A decade after publishing her first guide to tidying up, the writer and TV presenter has a new book about creating living spaces that ‘foster conversation’. But can she help me clear up the disaster that is my desk? And will it spark joy?

How do you tidy up before Marie Kondo arrives at your house? The 38-year-old queen of domestic serenity has been bossing chaos since 2011, when she published The Life-Changing Magic of Tidying Up. Then in 2016 came Spark Joy, an illustrated follow-up, and pretty soon the entire world – I’m not exaggerating – was familiar with her principles: separate your belongings into categories: clothes, books, papers, miscellany, sentimental items. Go through, in that order, and pick up each item, hold it in your hands, ask yourself if it sparks joy. If it doesn’t, discard it. “For the things that you decide to let go, you thank it for having sparked joy in the past,” she tells me later, through an interpreter. “Out loud?” I ask, appalled. “Silently is fine.” All that remains is to decide where to put your joy-sparking items.

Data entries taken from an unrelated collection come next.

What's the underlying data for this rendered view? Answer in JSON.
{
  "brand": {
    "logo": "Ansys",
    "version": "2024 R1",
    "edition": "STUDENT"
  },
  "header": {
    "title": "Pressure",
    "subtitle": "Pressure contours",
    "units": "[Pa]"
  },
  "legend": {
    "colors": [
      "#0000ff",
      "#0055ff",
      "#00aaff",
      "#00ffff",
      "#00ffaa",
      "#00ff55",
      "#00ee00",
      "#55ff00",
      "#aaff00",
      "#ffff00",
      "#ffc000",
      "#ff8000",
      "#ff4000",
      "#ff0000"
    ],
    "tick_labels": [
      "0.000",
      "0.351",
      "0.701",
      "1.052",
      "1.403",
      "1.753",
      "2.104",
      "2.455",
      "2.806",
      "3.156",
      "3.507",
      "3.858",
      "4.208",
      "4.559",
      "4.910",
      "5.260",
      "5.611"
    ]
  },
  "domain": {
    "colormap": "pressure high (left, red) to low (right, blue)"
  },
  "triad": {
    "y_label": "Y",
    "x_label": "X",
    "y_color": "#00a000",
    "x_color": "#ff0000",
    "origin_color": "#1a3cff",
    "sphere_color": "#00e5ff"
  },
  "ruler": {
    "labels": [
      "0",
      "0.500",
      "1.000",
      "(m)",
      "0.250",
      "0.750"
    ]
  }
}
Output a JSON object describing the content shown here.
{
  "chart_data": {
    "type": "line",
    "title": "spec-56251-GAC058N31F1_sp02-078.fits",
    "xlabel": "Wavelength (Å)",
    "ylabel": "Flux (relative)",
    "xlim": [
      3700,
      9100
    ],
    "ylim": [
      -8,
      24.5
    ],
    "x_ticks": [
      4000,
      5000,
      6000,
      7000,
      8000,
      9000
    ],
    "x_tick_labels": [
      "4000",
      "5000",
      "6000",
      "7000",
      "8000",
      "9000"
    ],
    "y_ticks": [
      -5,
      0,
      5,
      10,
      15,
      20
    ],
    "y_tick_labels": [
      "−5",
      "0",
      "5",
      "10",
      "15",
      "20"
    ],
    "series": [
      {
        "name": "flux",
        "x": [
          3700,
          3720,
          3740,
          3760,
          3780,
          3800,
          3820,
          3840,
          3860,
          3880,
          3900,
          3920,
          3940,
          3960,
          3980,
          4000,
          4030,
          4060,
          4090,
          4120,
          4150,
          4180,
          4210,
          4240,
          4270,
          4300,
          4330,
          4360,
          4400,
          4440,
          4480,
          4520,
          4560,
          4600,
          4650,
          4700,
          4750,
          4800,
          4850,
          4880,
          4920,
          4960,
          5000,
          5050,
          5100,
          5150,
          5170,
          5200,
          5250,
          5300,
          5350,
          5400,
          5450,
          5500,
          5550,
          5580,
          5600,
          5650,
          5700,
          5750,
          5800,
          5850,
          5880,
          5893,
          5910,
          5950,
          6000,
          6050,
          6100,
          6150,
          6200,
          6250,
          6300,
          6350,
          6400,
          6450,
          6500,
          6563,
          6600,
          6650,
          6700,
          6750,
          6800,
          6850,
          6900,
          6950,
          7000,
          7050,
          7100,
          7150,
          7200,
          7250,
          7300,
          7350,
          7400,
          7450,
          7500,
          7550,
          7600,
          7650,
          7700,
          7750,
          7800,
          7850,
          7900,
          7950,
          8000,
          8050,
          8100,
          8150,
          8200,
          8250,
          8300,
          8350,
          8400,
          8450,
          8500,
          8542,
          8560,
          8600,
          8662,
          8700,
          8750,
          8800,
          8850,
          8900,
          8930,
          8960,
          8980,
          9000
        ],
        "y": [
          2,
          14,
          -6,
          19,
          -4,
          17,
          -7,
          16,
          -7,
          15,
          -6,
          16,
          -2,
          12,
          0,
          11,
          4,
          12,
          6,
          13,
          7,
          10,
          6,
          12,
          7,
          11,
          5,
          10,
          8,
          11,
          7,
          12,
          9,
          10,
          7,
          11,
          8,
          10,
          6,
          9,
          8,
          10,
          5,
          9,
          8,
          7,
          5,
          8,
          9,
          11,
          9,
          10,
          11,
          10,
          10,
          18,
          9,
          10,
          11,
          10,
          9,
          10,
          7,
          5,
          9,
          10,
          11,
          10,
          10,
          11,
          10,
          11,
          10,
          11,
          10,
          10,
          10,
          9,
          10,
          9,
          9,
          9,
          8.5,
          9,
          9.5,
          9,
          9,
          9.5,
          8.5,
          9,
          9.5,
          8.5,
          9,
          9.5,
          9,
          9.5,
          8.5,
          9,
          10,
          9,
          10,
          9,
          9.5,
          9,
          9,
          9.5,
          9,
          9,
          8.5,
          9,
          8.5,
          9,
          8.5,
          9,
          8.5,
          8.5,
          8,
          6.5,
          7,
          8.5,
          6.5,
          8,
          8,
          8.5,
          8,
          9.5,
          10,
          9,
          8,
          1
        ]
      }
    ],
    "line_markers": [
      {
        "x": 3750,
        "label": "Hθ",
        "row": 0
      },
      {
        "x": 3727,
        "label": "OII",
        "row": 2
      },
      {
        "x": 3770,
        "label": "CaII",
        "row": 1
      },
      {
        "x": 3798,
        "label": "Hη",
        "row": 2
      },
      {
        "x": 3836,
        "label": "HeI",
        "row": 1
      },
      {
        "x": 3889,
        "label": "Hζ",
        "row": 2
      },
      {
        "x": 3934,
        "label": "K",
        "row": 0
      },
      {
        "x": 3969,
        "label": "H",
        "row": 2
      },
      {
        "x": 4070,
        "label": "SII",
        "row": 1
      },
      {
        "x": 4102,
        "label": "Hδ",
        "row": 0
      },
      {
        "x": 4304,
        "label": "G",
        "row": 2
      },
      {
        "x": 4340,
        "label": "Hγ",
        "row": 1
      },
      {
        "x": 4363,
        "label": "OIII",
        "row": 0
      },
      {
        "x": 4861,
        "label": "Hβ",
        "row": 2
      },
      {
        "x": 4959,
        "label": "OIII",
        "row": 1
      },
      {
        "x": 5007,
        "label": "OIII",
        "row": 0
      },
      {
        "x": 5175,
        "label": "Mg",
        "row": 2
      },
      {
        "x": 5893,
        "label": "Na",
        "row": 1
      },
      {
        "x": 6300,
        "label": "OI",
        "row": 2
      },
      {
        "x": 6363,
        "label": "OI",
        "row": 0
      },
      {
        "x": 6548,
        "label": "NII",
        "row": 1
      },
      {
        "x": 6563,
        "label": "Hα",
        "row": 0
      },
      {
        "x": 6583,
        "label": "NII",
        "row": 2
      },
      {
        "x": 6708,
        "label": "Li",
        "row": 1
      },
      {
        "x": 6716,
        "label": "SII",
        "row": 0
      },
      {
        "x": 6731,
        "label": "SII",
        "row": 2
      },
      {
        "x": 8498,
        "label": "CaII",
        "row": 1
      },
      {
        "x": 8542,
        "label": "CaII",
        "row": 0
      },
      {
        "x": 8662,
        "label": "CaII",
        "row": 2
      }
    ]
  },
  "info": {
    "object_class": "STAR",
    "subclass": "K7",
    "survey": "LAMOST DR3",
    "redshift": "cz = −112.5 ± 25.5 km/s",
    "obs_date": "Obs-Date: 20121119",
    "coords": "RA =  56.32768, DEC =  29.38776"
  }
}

Pause for a second, here: I have been scoffing at the notion of thanking objects since I read Kondo’s handbag advice (you’re meant to thank it at the end of each day), but that is cloth-eared. The Shinto religion – Kondo isn’t incredibly observant, but was a miko (shrine maiden) in her late teens – is animist, and holds that some inanimate objects can gain a soul after 100 years of service. So there is nothing ridiculous about feeling gratitude to a thing; ridiculous is clinging on to a thing that plainly doesn’t have a soul.